Johnson, interestingly in a post-financial crisis world, was not exactly keen portray himself as a “capitalist”, instead stressing his “one nation Conservative” credentials.
Corbyn meanwhile defended democratic socialism, highlighting the contribution it has made in the UK and Scandinavia, and made clear his ambition to repeat the feats of the post-war Attlee government that created the NHS and the welfare state.
For apathetic voters, the exchanges were a reminder that the old charge of “they’re all the same” simply cannot be levelled at the parties in this election.
No country for old men
Former prime ministers Tony Blair and Sir John Major made a major intervention in the election campaign on Friday to urge Britons to vote tactically to stop Brexit in the election.

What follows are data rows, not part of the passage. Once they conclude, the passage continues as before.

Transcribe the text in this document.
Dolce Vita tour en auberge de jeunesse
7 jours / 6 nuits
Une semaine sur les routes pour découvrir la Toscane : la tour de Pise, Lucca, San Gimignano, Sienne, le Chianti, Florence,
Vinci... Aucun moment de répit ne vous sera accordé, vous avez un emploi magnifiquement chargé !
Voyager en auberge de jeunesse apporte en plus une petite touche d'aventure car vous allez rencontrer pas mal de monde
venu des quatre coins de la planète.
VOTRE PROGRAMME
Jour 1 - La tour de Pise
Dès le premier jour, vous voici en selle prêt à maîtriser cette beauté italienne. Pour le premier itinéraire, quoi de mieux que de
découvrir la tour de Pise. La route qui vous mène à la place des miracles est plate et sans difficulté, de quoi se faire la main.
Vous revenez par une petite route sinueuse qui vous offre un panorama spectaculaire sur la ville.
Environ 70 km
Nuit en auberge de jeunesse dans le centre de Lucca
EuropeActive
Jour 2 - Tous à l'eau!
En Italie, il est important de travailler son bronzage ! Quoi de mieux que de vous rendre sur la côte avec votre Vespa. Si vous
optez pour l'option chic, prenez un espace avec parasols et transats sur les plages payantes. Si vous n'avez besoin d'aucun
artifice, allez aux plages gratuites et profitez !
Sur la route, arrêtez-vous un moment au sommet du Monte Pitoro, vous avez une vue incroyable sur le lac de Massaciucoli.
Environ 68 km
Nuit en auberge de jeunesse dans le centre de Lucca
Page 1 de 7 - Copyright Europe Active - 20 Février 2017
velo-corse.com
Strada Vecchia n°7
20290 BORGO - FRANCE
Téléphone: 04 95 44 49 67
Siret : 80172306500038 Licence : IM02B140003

Extraordinarily it meant Major, an ex-Tory PM, urging people to vote against his own party, while Blair effectively advocated voting Liberal Democrat in areas where they are ahead of Labour.
The first question of the day came from John Purcell, who asked whether the ex-PMs interventions were “worrying” for the leaders or whether their predecessors were simply “a couple of old has beens”.
Johnson somewhat took the bait, mocking Major for presiding over Tory disunity over Europe, before Robinson turned the tables back on the PM by pointing out he had in fact purged all the Brexit rebels.